Dans cette étude, 271 personnes âgées de plus de 70 ans et souffrant d’un trouble léger de cognition (perte de mémoire légère, entre autres) ont reçu des doses concentrées de vitamine B, afin de vérifier l’effet de la vitamine sur la progression de l’atrophie de leur cerveau. Une moitié des patients a ingéré quotidiennement un combiné de 0,8 milligramme d’acide folique (vitamine B9), 0,5 milligramme de vitamine B12 et 20 milligrammes de vitamine B6. L’autre groupe recevait plutôt des placebos. 168 d’entre eux se sont soumis à un scan crânien par imagerie par résonance magnétique au début et à la fin des 24 mois de traitement.
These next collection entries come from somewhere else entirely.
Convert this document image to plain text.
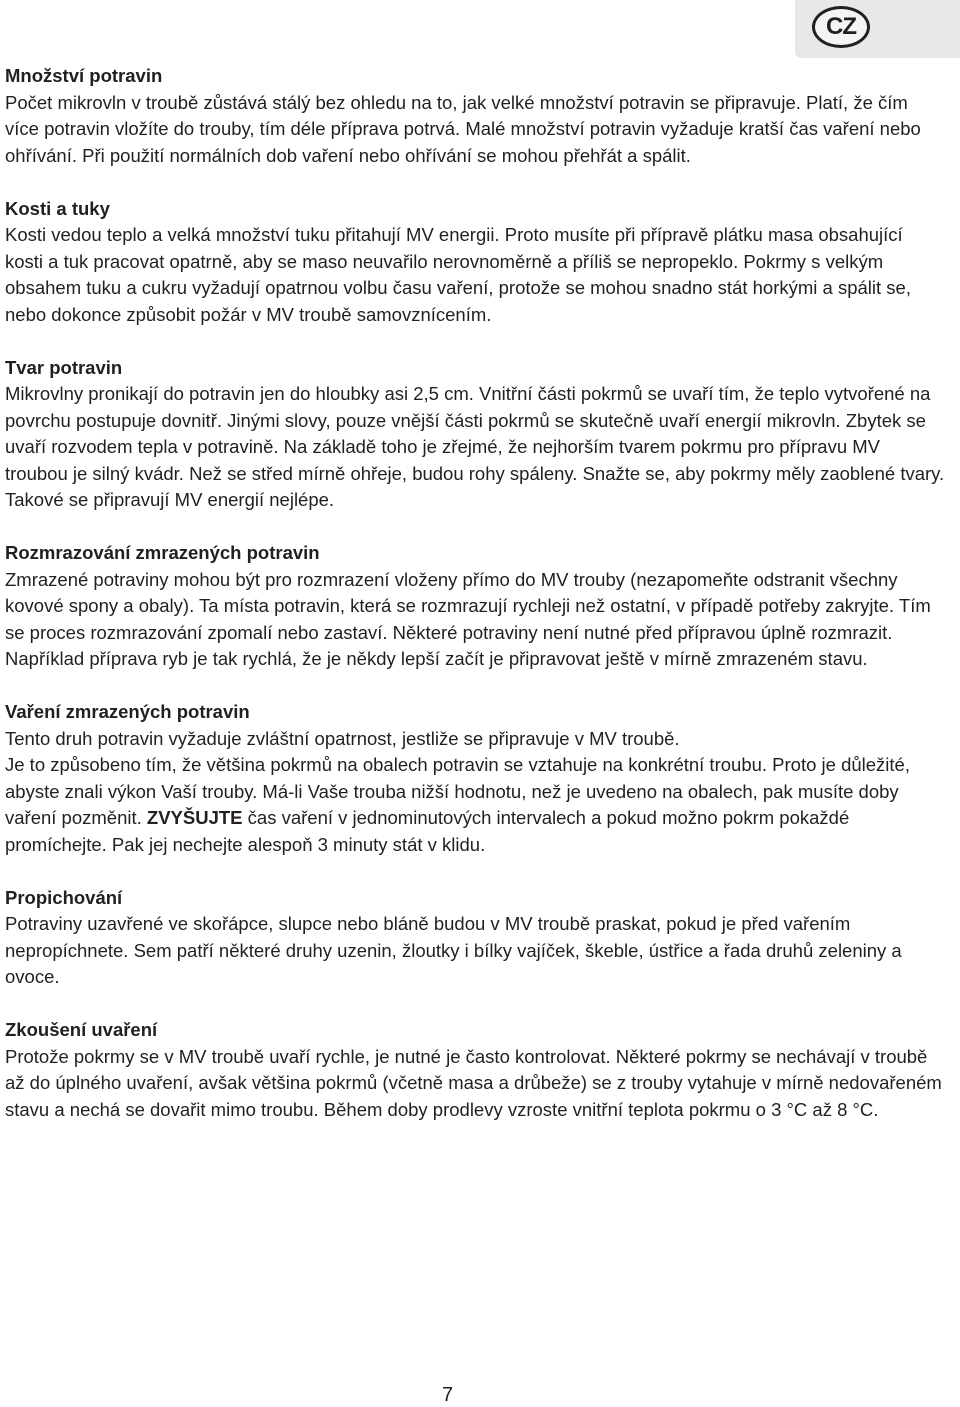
CZ

Množství potravin

Počet mikrovln v troubě zůstává stálý bez ohledu na to, jak velké množství potravin se připravuje. Platí, že čím více potravin vložíte do trouby, tím déle příprava potrvá. Malé množství potravin vyžaduje kratší čas vaření nebo ohřívání. Při použití normálních dob vaření nebo ohřívání se mohou přehřát a spálit.

Kosti a tuky

Kosti vedou teplo a velká množství tuku přitahují MV energii. Proto musíte při přípravě plátku masa obsahující kosti a tuk pracovat opatrně, aby se maso neuvařilo nerovnoměrně a příliš se nepropeklo. Pokrmy s velkým obsahem tuku a cukru vyžadují opatrnou volbu času vaření, protože se mohou snadno stát horkými a spálit se, nebo dokonce způsobit požár v MV troubě samovznícením.

Tvar potravin

Mikrovlny pronikají do potravin jen do hloubky asi 2,5 cm. Vnitřní části pokrmů se uvaří tím, že teplo vytvořené na povrchu postupuje dovnitř. Jinými slovy, pouze vnější části pokrmů se skutečně uvaří energií mikrovln. Zbytek se uvaří rozvodem tepla v potravině. Na základě toho je zřejmé, že nejhorším tvarem pokrmu pro přípravu MV troubou je silný kvádr. Než se střed mírně ohřeje, budou rohy spáleny. Snažte se, aby pokrmy měly zaoblené tvary. Takové se připravují MV energií nejlépe.

Rozmrazování zmrazených potravin

Zmrazené potraviny mohou být pro rozmrazení vloženy přímo do MV trouby (nezapomeňte odstranit všechny kovové spony a obaly). Ta místa potravin, která se rozmrazují rychleji než ostatní, v případě potřeby zakryjte. Tím se proces rozmrazování zpomalí nebo zastaví. Některé potraviny není nutné před přípravou úplně rozmrazit. Například příprava ryb je tak rychlá, že je někdy lepší začít je připravovat ještě v mírně zmrazeném stavu.

Vaření zmrazených potravin

Tento druh potravin vyžaduje zvláštní opatrnost, jestliže se připravuje v MV troubě.

Je to způsobeno tím, že většina pokrmů na obalech potravin se vztahuje na konkrétní troubu. Proto je důležité, abyste znali výkon Vaší trouby. Má-li Vaše trouba nižší hodnotu, než je uvedeno na obalech, pak musíte doby vaření pozměnit. ZVYŠUJTE čas vaření v jednominutových intervalech a pokud možno pokrm pokaždé promíchejte. Pak jej nechejte alespoň 3 minuty stát v klidu.

Propichování

Potraviny uzavřené ve skořápce, slupce nebo bláně budou v MV troubě praskat, pokud je před vařením nepropíchnete. Sem patří některé druhy uzenin, žloutky i bílky vajíček, škeble, ústřice a řada druhů zeleniny a ovoce.

Zkoušení uvaření

Protože pokrmy se v MV troubě uvaří rychle, je nutné je často kontrolovat. Některé pokrmy se nechávají v troubě až do úplného uvaření, avšak většina pokrmů (včetně masa a drůbeže) se z trouby vytahuje v mírně nedovařeném stavu a nechá se dovařit mimo troubu. Během doby prodlevy vzroste vnitřní teplota pokrmu o 3 °C až 8 °C.

7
L’étude rapporte que la progression annuelle moyenne d’atrophie cérébrale était moindre chez les patients traités au combiné vitaminique que chez les patients ayant reçu des placebos. En effet, le cerveau des premiers s’est atrophié en moyenne de 0,76% tandis que chez les seconds, cette moyenne atteignait plutôt 1,08%.

Des effets par ricochet
L’étude menée par le docteur David Smith de l’Université d’Oxford rappelle que l’atrophie du cerveau est provoquée par une forte concentration de l’acide aminé homocystéine dans le plasma (le fluide par lequel circulent les nutriments qui atteignent l’ensemble des parties du corps et qui montent vers le cerveau).  La concentration de cet acide aminé est souvent synonyme d’une carence en acide folique, en cobalamine (vitamine B12) ou en pyridoxine (vitamine B6) et cette concentration, combinée aux carences en vitamine B, est une cause du développement des maladies neurodégénératives.

On sait déjà qu’on peut réduire la concentration d’homocystéine par la prise d’une quantité donnée de vitamine B. La présente étude visait donc à calculer dans quelles proportions. Et puisque l’atrophie du cerveau s’observe chez les personnes qui souffrent d’un trouble léger de cognition et qu’elle se fait de manière accélérée chez les patients atteints d’Alzheimer, les chercheurs ont tenté de tisser un lien en faisant ricocher les effets les uns sur les autres.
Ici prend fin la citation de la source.